Tom Hanks didn’t just call me to pitch me a part, but it sure sounds like it.
Ever since PCWorld began covering the rise of various AI applications like AI art, I’ve been poking around in the code repositories in GitHub and links within Reddit, where people will post tweaks to their own AI models for various approaches.
Some of these models actually end up on commercial sites, which either roll their own algorithms or adapt others that have published as open source. A great example of an existing AI audio site is Uberduck.ai, which offers literally hundreds of preprogrammed models. Enter the text in the text field and you can have a virtual Elon Musk, Bill Gates, Peggy Hill, Daffy Duck, Alex Trebek, Beavis, The Joker, or even Siri read out your pre-programmed lines.
We uploaded a fake Bill Clinton praising PCWorld last year and the model already sounds pretty good.
Training an AI to reproduce speech involves uploading clear voice samples. The AI “learns” how the speaker combines sounds with the goal into learning those relationships, perfecting them, and imitating the results. If you’re familiar with the excellent 1992 thriller Sneakers (with an all-star cast of Robert Redford, Sidney Poitier, and Ben Kingsley, among others), then you know about the scene in which the characters need to “crack” a biometric voice password by recording a voice sample of the target’s voice. This is almost the exact same thing.
Normally, assembling a good voice model can take quite a bit of training, with lengthy samples to indicate how a particular person speaks. In the past few days, however, something new has emerged: Microsoft Vall-E, a research paper (with live examples) of a synthesized voice that requires just a few seconds of source audio to generate a fully programmable voice.
Naturally, AI researchers and other AI groupies wanted to know if the Vall-E model had been released to the public yet. The answer is no, though you can play with another model if you wish, called Tortoise. (The author notes that it’s called Tortoise because it’s slow, which it is, but it works.)
Train your own AI voice with Tortoise
What makes Tortoise interesting is that you can train the model on whatever voice you choose simply by uploading a few audio clips. The Tortoise GitHub page notes that you should have a few clips of about a dozen seconds or so. You’ll need to save them as a .WAV file with a specific quality.
How does it all work? Through a public utility that you might not be aware of: Google Colab. Essentially, Collab is a cloud service that Google provides that allows access to a Python server. The code that you (or someone else) writes can be stored as a notebook, which can be shared with users who have a generic Google account. The Tortoise shared resource is here.

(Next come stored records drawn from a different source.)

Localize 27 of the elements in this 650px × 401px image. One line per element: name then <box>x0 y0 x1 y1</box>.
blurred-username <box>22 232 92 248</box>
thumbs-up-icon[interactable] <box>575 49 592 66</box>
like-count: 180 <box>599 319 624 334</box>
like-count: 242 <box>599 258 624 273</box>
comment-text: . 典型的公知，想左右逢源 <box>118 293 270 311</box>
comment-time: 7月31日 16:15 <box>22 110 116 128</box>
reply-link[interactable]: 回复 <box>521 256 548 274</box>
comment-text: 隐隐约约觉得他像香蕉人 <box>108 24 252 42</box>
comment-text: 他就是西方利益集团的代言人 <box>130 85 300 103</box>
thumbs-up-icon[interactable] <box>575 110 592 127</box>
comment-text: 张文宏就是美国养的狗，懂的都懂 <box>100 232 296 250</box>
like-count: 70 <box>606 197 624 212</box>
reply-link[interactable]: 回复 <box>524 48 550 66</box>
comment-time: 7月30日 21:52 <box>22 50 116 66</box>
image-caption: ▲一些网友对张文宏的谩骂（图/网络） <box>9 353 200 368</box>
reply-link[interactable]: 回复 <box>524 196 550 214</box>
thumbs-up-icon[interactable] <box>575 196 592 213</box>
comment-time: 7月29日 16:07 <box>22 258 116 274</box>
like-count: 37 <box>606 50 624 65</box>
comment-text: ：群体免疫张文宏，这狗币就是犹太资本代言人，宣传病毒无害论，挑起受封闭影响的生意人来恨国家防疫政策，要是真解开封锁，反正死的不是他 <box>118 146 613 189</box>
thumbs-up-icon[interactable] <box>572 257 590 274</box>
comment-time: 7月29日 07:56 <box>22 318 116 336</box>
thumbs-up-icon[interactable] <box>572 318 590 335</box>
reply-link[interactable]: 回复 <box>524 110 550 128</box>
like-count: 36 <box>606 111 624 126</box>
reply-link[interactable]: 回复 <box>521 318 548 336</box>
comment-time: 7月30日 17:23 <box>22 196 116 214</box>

The interface looks intimidating, but it’s not that bad. You’ll need to be logged in as a Google user and then you’ll need to click “Connect” in the upper-right-hand corner. A word of warning. While this Colab doesn’t download anything to your Google Drive, other Colabs might. (The audio files this generates, though, are stored in the browser but can be downloaded to your PC.) Be aware that you’re running code that someone else has written. You may receive error messages either because of bad inputs or because Google has a hiccup on the back end such as not having an available GPU. It’s all a bit experimental.
Each block of code has a small “play” icon that appears if you hover your mouse over it. You’ll need to click “play” on each block of code to run it, waiting for each block to execute before you run the next.
While we’re not going to step through detailed instructions on all of the features, just be aware that the red text is user modifiable, such as the suggested text that you want the model to speak. About seven blocks down, you’ll have the option of training the model. You’ll need to name the model, then upload the audio files. When that completes, select the new audio model in the fourth block, run the code, then configure the text in the third block. Run that code block.
If everything goes as planned, you’ll have a small audio output of your sample voice. Does it work? Well, I did a quick-and-dirty voice model of my colleague Gordon Mah Ung, whose work appears on our The Full Nerd podcast as well as various videos. I uploaded a several-minute sample rather than the short snippets, just to see if it would work.
The result? Well, it sounds lifelike, but not like Gordon at all. He’s certainly safe from digital impersonation for now. (This is not an endorsement of any fast-food chain, either.)
But an existing model that the Tortoise author trained on actor Tom Hanks sounds pretty good. This is not Tom Hanks speaking here! Tom also did not offer me a job, but it was enough to fool at least one of my friends.
The conclusion? It’s a little scary: the age of believing what we hear (and soon see) is ending. Or it already has.